Most 15-month-olds have between four and eight teeth, though anywhere from zero to twelve can be perfectly normal. Baby teeth follow a general timeline, but the actual number varies widely from child to child. Some babies cut their first tooth at four months, others not until after their first birthday, and both scenarios fall within the expected range.
The Typical Timeline for Baby Teeth
The two lower front teeth usually appear first, typically between six and ten months. The four upper front teeth follow, generally arriving between eight and twelve months. By 15 months, most toddlers have at least their front teeth in place, giving them that classic gappy grin with four to eight visible teeth.
Around this age, the first molars are also starting to push through. Upper first molars tend to emerge between 13 and 19 months, while lower first molars show up between 14 and 18 months. So your 15-month-old may be right in the middle of cutting molars, or those teeth may still be a few months away. Children eventually get 20 baby teeth total, but the full set doesn’t typically arrive until around age two and a half to three.
Why Some 15-Month-Olds Have Fewer Teeth
Genetics play the biggest role in when teeth appear. If you or your partner were late teethers, your child likely will be too. Premature birth can also shift the timeline, since tooth development follows biological age more closely than calendar age. Nutritional factors and certain medical conditions can contribute as well, but these are far less common causes.
If your child has no teeth at all by 15 months, that’s still not necessarily a red flag. The threshold that pediatric dentists use is 18 months. If your baby shows no signs of teething by that point, a dentist may recommend evaluation to rule out underlying issues. Before then, a tooth-free smile is usually just a matter of individual timing.
Signs Your Toddler Is Cutting Molars
Molar eruption tends to be more uncomfortable than front teeth because molars are larger and have a broad, flat surface that has to break through the gums. Common signs include increased drooling, red or swollen gums toward the back of the mouth, fussiness, irritability, difficulty sleeping, loss of appetite, and a strong urge to bite or chew on hard objects.
A slight rise in temperature can happen during teething, but a true fever above 100.4°F is not caused by teething. If your toddler develops a high fever, that points to something else, like an infection, rather than new teeth coming in.

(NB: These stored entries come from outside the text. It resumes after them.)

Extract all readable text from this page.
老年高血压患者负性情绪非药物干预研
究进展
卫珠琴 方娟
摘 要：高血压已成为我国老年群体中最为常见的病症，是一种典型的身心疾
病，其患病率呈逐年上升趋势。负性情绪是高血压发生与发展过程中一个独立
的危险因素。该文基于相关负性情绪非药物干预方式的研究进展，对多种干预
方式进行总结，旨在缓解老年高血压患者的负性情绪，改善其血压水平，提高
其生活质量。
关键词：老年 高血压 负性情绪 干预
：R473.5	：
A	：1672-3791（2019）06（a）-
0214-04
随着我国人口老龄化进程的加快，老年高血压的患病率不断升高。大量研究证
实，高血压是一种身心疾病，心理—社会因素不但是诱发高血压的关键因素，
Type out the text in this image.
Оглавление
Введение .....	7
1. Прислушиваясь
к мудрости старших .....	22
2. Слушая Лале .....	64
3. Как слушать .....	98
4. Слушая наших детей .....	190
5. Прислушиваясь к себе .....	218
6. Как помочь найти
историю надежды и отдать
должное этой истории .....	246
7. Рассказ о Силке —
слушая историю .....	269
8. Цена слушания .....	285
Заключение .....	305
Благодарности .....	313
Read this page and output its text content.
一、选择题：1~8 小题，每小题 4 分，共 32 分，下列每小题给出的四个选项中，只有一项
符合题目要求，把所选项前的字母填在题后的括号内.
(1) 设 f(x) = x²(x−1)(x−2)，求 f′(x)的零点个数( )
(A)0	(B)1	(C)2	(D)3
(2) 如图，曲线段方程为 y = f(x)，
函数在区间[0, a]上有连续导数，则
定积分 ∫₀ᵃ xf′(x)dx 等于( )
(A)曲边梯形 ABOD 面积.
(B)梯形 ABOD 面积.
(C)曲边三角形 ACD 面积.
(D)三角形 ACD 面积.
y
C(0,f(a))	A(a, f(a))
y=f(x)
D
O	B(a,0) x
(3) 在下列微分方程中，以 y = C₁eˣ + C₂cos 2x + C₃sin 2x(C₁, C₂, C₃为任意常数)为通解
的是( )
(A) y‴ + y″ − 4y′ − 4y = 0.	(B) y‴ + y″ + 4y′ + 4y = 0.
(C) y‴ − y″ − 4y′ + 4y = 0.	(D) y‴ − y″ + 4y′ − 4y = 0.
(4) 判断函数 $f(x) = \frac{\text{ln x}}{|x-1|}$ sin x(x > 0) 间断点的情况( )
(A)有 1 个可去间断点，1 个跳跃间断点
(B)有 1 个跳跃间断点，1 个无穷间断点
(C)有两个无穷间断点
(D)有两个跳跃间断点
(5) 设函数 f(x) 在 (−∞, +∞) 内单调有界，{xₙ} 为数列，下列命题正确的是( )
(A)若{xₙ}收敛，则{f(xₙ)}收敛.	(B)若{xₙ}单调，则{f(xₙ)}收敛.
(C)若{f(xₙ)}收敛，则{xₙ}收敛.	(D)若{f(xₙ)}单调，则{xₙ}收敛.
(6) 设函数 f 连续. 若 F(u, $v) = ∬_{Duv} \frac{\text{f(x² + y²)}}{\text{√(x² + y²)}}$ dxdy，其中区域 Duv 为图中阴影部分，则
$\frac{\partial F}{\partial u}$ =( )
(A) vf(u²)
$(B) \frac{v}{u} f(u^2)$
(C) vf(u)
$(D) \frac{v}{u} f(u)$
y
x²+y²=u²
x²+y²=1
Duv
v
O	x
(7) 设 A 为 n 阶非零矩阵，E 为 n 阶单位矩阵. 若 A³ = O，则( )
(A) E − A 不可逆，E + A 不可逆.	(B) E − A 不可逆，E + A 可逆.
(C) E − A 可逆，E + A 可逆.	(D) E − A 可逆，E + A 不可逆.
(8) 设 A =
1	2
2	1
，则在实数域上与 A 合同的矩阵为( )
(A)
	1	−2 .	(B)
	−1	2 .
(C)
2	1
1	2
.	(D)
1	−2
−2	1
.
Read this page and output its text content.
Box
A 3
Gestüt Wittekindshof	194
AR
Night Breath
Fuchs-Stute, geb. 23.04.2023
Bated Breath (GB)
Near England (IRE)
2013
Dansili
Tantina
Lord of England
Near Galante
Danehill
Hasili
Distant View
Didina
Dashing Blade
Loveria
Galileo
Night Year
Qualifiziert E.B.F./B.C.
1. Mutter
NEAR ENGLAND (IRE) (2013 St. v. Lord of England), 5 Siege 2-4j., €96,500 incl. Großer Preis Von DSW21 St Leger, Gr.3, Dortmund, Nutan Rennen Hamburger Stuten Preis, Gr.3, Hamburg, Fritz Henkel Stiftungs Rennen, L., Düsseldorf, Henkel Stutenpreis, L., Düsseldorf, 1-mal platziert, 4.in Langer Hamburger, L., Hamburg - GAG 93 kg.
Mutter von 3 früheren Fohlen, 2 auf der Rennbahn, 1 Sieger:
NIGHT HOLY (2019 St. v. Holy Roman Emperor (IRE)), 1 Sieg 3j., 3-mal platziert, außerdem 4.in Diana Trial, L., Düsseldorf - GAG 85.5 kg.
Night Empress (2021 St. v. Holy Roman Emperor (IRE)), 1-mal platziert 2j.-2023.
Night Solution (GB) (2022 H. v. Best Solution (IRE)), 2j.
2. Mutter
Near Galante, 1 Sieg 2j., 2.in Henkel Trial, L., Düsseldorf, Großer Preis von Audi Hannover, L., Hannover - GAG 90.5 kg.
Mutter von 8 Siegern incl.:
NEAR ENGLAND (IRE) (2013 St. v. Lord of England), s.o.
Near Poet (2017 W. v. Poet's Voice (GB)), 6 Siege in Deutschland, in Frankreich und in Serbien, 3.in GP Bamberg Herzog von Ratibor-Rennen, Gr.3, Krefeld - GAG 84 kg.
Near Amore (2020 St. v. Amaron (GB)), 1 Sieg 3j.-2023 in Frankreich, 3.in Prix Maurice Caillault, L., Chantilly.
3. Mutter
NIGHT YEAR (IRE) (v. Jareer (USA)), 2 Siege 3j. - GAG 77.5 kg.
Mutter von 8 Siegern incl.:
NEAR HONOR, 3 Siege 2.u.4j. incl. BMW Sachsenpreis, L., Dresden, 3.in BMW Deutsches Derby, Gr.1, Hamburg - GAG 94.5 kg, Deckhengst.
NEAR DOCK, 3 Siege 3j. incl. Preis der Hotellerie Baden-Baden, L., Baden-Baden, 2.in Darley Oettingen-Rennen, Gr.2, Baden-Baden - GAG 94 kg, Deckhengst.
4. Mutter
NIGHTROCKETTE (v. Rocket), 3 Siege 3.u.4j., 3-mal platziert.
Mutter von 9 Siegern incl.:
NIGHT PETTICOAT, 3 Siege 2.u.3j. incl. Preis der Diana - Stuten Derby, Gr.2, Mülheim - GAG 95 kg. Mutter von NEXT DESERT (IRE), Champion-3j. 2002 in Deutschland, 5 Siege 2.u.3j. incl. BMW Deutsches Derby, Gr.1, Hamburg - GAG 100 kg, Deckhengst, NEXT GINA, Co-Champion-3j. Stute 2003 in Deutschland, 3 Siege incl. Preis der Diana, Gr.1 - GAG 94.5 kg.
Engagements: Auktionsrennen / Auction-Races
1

Caring for Those First Teeth
Even a single tooth needs brushing. Use a child-sized toothbrush with a smear of fluoride toothpaste, roughly the size of a grain of rice. That tiny amount is the recommendation for all children under age three. You don’t need to increase to a pea-sized amount until your child is between three and six years old, and you’ll want to supervise brushing until they’re reliably spitting out the toothpaste rather than swallowing it, which for most kids is around age six or seven.
Before teeth appear, wiping your baby’s gums with a clean, damp washcloth after feedings helps keep bacteria in check. Once teeth are in, the biggest cavity risk for toddlers is prolonged exposure to sugary liquids. Bottles should contain only formula, breast milk, or milk, never juice or sugar water. Letting a toddler fall asleep with a bottle is one of the most common causes of early tooth decay, because the liquid pools around the teeth for hours. Transitioning to a cup around the first birthday helps reduce this risk.
Cavity-causing bacteria can also be passed from caregiver to child through shared saliva. Tasting food from the same spoon or cleaning a pacifier in your mouth can introduce bacteria into your toddler’s mouth before their natural defenses are ready for it.
When to Schedule a First Dental Visit
The American Academy of Pediatrics recommends seeing a dentist by your child’s first birthday or within six months of the first tooth appearing, whichever comes first. If your 15-month-old hasn’t been to a dentist yet, now is a good time to schedule that visit. The dentist can check that teeth are developing normally and may apply fluoride varnish, which is typically done two to four times per year depending on your child’s cavity risk.
These early visits are brief and low-key. They’re less about treatment and more about establishing a baseline, catching any issues early, and getting your child comfortable with the routine before they’re old enough to be anxious about it.